The north end of downtown also has great potential for future development.
This area experienced a surge in activity several years ago, but slowed during the recent recession. The current uses in this area include residential, office, retail and some light industrial.
The conversion of a large four-story office building along a main road near the city’s primary waterway, the Grand River, is underway by local developer 616 Development. The project is part of a trend of converting former factory buildings that line the north and south boundaries of downtown.
This renovation is likely to spur additional activity. Called Lofts on Monroe, the project involves gutting a former factory turned mixed-use building into studio, one- and two-bedroom apartments on the upper floors and retail and office on the ground floor.
Pre-leasing for the residential units, which range between 800 and 1,000 square feet, has been brisk. The historic building sits in the North Monroe neighborhood just north of the Grand Rapids city center.
A popular group of local restaurants, Essence Restaurant Group, has already announced plans to open a new restaurant at the mixed-use center.
Parking Predicament
With growth comes a variety of challenges. The No. 1 issue that office tenants are currently facing and will continue to face is availability of parking.
In major cities, people are accustomed to walking to their vehicle or taking public transit. In Grand Rapids, office tenants still want parking conveniently located close to their door. This preference increases the cost of parking, but who should pay for it?

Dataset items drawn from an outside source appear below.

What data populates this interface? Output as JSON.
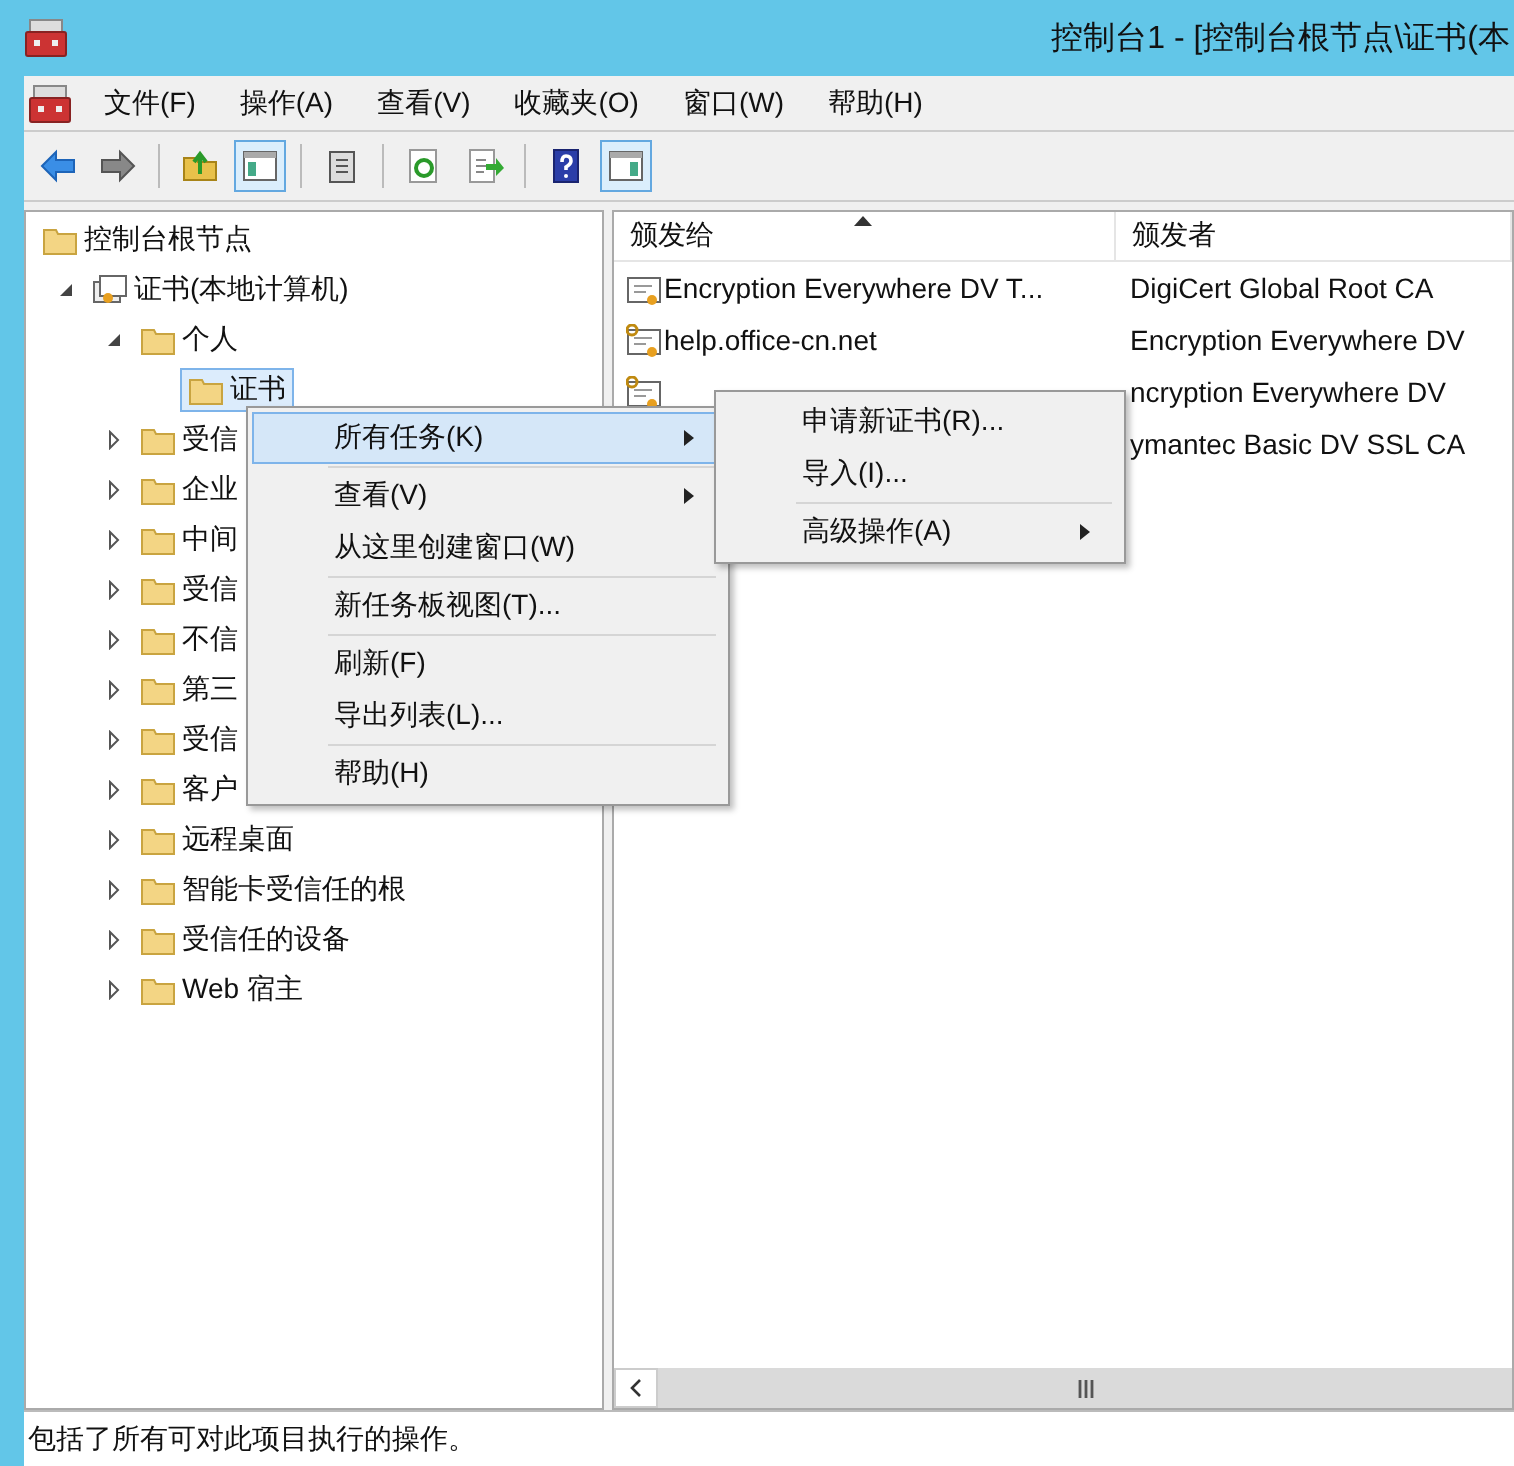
{
  "window": {
    "title": "控制台1 - [控制台根节点\\证书(本"
  },
  "menu_bar": [
    "文件(F)",
    "操作(A)",
    "查看(V)",
    "收藏夹(O)",
    "窗口(W)",
    "帮助(H)"
  ],
  "toolbar": [
    {
      "kind": "back",
      "pressed": false
    },
    {
      "kind": "forward",
      "pressed": false
    },
    {
      "kind": "sep"
    },
    {
      "kind": "up",
      "pressed": false
    },
    {
      "kind": "tree-toggle",
      "pressed": true
    },
    {
      "kind": "sep"
    },
    {
      "kind": "clipboard",
      "pressed": false
    },
    {
      "kind": "sep"
    },
    {
      "kind": "refresh",
      "pressed": false
    },
    {
      "kind": "export",
      "pressed": false
    },
    {
      "kind": "sep"
    },
    {
      "kind": "help",
      "pressed": false
    },
    {
      "kind": "pane-toggle",
      "pressed": true
    }
  ],
  "tree": [
    {
      "label": "控制台根节点",
      "kind": "root",
      "selected": false,
      "children": [
        {
          "label": "证书(本地计算机)",
          "kind": "store",
          "expanded": true,
          "selected": false,
          "children": [
            {
              "label": "个人",
              "kind": "folder",
              "expanded": true,
              "selected": false,
              "children": [
                {
                  "label": "证书",
                  "kind": "folder",
                  "selected": true
                }
              ]
            },
            {
              "label": "受信",
              "kind": "folder",
              "expanded": false,
              "selected": false
            },
            {
              "label": "企业",
              "kind": "folder",
              "expanded": false,
              "selected": false
            },
            {
              "label": "中间",
              "kind": "folder",
              "expanded": false,
              "selected": false
            },
            {
              "label": "受信",
              "kind": "folder",
              "expanded": false,
              "selected": false
            },
            {
              "label": "不信",
              "kind": "folder",
              "expanded": false,
              "selected": false
            },
            {
              "label": "第三",
              "kind": "folder",
              "expanded": false,
              "selected": false
            },
            {
              "label": "受信",
              "kind": "folder",
              "expanded": false,
              "selected": false
            },
            {
              "label": "客户",
              "kind": "folder",
              "expanded": false,
              "selected": false
            },
            {
              "label": "远程桌面",
              "kind": "folder",
              "expanded": false,
              "selected": false
            },
            {
              "label": "智能卡受信任的根",
              "kind": "folder",
              "expanded": false,
              "selected": false
            },
            {
              "label": "受信任的设备",
              "kind": "folder",
              "expanded": false,
              "selected": false
            },
            {
              "label": "Web 宿主",
              "kind": "folder",
              "expanded": false,
              "selected": false
            }
          ]
        }
      ]
    }
  ],
  "table": {
    "columns": [
      {
        "label": "颁发给",
        "sorted": true
      },
      {
        "label": "颁发者",
        "sorted": false
      }
    ],
    "rows": [
      {
        "kind": "cert",
        "issued_to": "Encryption Everywhere DV T...",
        "issued_by": "DigiCert Global Root CA"
      },
      {
        "kind": "key-cert",
        "issued_to": "help.office-cn.net",
        "issued_by": "Encryption Everywhere DV"
      },
      {
        "kind": "key-cert",
        "issued_by": "ncryption Everywhere DV"
      },
      {
        "kind": "none",
        "issued_by": "ymantec Basic DV SSL CA"
      }
    ]
  },
  "context_menu": {
    "groups": [
      [
        {
          "label": "所有任务(K)",
          "submenu": true,
          "selected": true
        }
      ],
      [
        {
          "label": "查看(V)",
          "submenu": true,
          "selected": false
        },
        {
          "label": "从这里创建窗口(W)",
          "submenu": false,
          "selected": false
        }
      ],
      [
        {
          "label": "新任务板视图(T)...",
          "submenu": false,
          "selected": false
        }
      ],
      [
        {
          "label": "刷新(F)",
          "submenu": false,
          "selected": false
        },
        {
          "label": "导出列表(L)...",
          "submenu": false,
          "selected": false
        }
      ],
      [
        {
          "label": "帮助(H)",
          "submenu": false,
          "selected": false
        }
      ]
    ]
  },
  "submenu": {
    "groups": [
      [
        {
          "label": "申请新证书(R)...",
          "submenu": false,
          "selected": false
        },
        {
          "label": "导入(I)...",
          "submenu": false,
          "selected": false
        }
      ],
      [
        {
          "label": "高级操作(A)",
          "submenu": true,
          "selected": false
        }
      ]
    ]
  },
  "status_bar": "包括了所有可对此项目执行的操作。"
}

Employers are going to have to decide if this is a cost that they continue to absorb. If not, their employees may be faced with assuming this expense.
Something for Everyone
What is the draw of Grand Rapids’ CBD? The number one reason that companies are locating downtown is the ability to attract new, young talent.
There was a time when nobody wanted to linger downtown after work. Now there are people living downtown and staying after hours to enjoy all of what Michigan’s second largest city with an estimated population of 188,000 has to offer.
With the new restaurants, year-round events at the Van Andel Arena, festivals and ArtPrize (a 19-day exhibition in September that includes $560,000 in prize money and is considered the “American Idol” of the art world), there is something for everyone.
Contrary to what most people believe, it’s not just the young professionals choosing to live downtown.
We are starting to see many empty nesters move to the CBD, which has become a vibrant place among all the new development. With its numerous entertainment options, downtown is now an attractive option to live and work.